I think maybe this is the case, because the pdf pages are scanned paper pages, probably the file was generated by Scanner software.
file properties.png (15.6 KB)
Anyway, what is odd is that all memory is consumed trying to render the first page.
Is it possible to check that the file will be renderable before attempting it? to avoid the OutOfMemoryError?

Thanks.

vladimir.litvinchik · April 28, 2021, 7:03pm

@jorgeeflorez

Anyway, what is odd is that all memory is consumed trying to render the first page.
Is it possible to check that the file will be renderable before attempting it? to avoid the OutOfMemoryError?

I do agree with you that such behaviour is unexpected but there is no way to check how much memory or predict how much memory it will require before rendering the file.

I think maybe this is the case, because the pdf pages are scanned paper pages, probably the file was generated by Scanner software.

Thank you for sharing the details about the file. We’ll try creating a similar file that contains scans to reproduce the issue. In case of any updates we’ll notify you.

jorgeeflorez · May 1, 2021, 5:07pm

Hi,
I just want to add some of things that may help…
The file has the following fonts, according to Adobe Acrobat Pro X: fonts.png (7.2 KB)

This is some of the text contained in the pdf file. The images have spanish text altough it seems the software that created the pdf and performed OCR “saw” some asian symbols: text sample.png (7.0 KB)

三洋）＿小二C言、 r」∴FIT』JIA01461 L〕FL 9／7m19 UN（DADRESTiTUCIONDETiERRASDE
－＝＋．lL ）
半＼＝∴∴∴∵忙［、i⊃二一二・qUTELAR O4006PROTFCCiONJURiDICADELPRED10
日NASQUE川iT－RVIENENENELACTO（X－Tituiardederechorea－de－d。mI…01I－TItuiardedom一nl0incompieto）
OFICINA DE REGISTRO DEINSTRUMENTOS PUBLiCOS

I have been instructed to try to use another libraries (itext, pdfbox, aspose) in order to check if it is possible to detect the flaw of the pdf file, in order to avoid the memory consumption. We have an Aspose Total 17 license and there I also saw the OutOfMemoryError (in this case when trying to extract the text): error aspose.png (8.9 KB)

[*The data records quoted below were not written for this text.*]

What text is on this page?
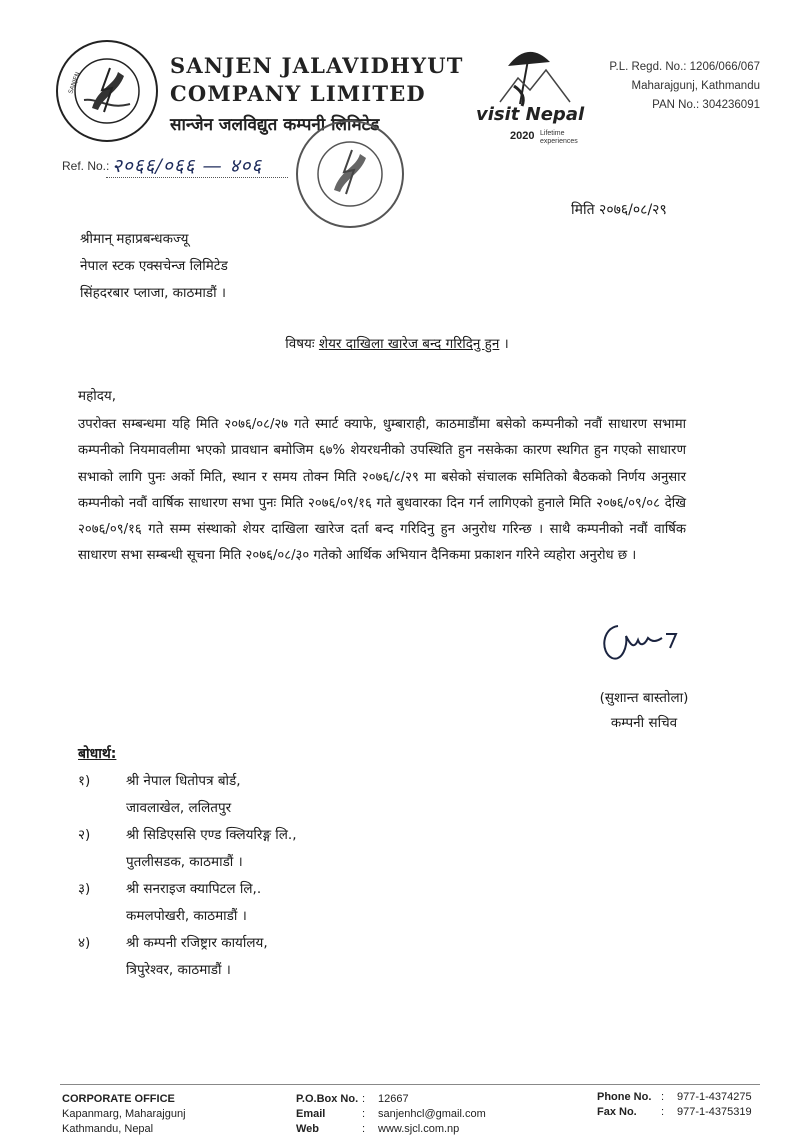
SANJEN
SANJEN JALAVIDHYUT
COMPANY LIMITED
सान्जेन जलविद्युत कम्पनी लिमिटेड	visit Nepal
2020 Lifetime experiences
P.L. Regd. No.: 1206/066/067
Maharajgunj, Kathmandu
PAN No.: 304236091
Ref. No.: २०६६/०६६ — ४०६
मिति २०७६/०८/२९
श्रीमान् महाप्रबन्धकज्यू
नेपाल स्टक एक्सचेन्ज लिमिटेड
सिंहदरबार प्लाजा, काठमाडौं ।
विषयः शेयर दाखिला खारेज बन्द गरिदिनु हुन ।
महोदय,
उपरोक्त सम्बन्धमा यहि मिति २०७६/०८/२७ गते स्मार्ट क्याफे, धुम्बाराही, काठमाडौंमा बसेको कम्पनीको नवौं साधारण सभामा कम्पनीको नियमावलीमा भएको प्रावधान बमोजिम ६७% शेयरधनीको उपस्थिति हुन नसकेका कारण स्थगित हुन गएको साधारण सभाको लागि पुनः अर्को मिति, स्थान र समय तोक्न मिति २०७६/८/२९ मा बसेको संचालक समितिको बैठकको निर्णय अनुसार कम्पनीको नवौं वार्षिक साधारण सभा पुनः मिति २०७६/०९/१६ गते बुधवारका दिन गर्न लागिएको हुनाले मिति २०७६/०९/०८ देखि २०७६/०९/१६ गते सम्म संस्थाको शेयर दाखिला खारेज दर्ता बन्द गरिदिनु हुन अनुरोध गरिन्छ । साथै कम्पनीको नवौं वार्षिक साधारण सभा सम्बन्धी सूचना मिति २०७६/०८/३० गतेको आर्थिक अभियान दैनिकमा प्रकाशन गरिने व्यहोरा अनुरोध छ ।
(सुशान्त बास्तोला)
कम्पनी सचिव
बोधार्थ:
१)	श्री नेपाल धितोपत्र बोर्ड,
जावलाखेल, ललितपुर
२)	श्री सिडिएससि एण्ड क्लियरिङ्ग लि.,
पुतलीसडक, काठमाडौं ।
३)	श्री सनराइज क्यापिटल लि,.
कमलपोखरी, काठमाडौं ।
४)	श्री कम्पनी रजिष्ट्रार कार्यालय,
त्रिपुरेश्वर, काठमाडौं ।
CORPORATE OFFICE
Kapanmarg, Maharajgunj
Kathmandu, Nepal
P.O.Box No. :	12667
Email	:	sanjenhcl@gmail.com
Web	:	www.sjcl.com.np
Phone No. :	977-1-4374275
Fax No.	:	977-1-4375319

As far as know Groupdocs uses libraries from Aspose, right?
Maybe the problem is related to the fonts that were used when creating the pdf…

vladimir.litvinchik · May 1, 2021, 7:15pm

@jorgeeflorez

As far as know Groupdocs uses libraries from Aspose, right?

Yes, GroupDocs uses Aspose libraries.

Maybe the problem is related to the fonts that were used when creating the pdf…

It is possible that this is font-related issue and it would be much sipler to reproduce the issue and found the real root cause with the file but we do understand that some files can’t be shared like in your case.

vladimir.litvinchik · May 6, 2021, 11:13am

@jorgeeflorez

Unfortunately, we’ve failed to reproduce this issue on our side with the files we have and the files we’ve created to reproduce this issue. For the further investigation we need a sample file that can be used to reproduce this issue.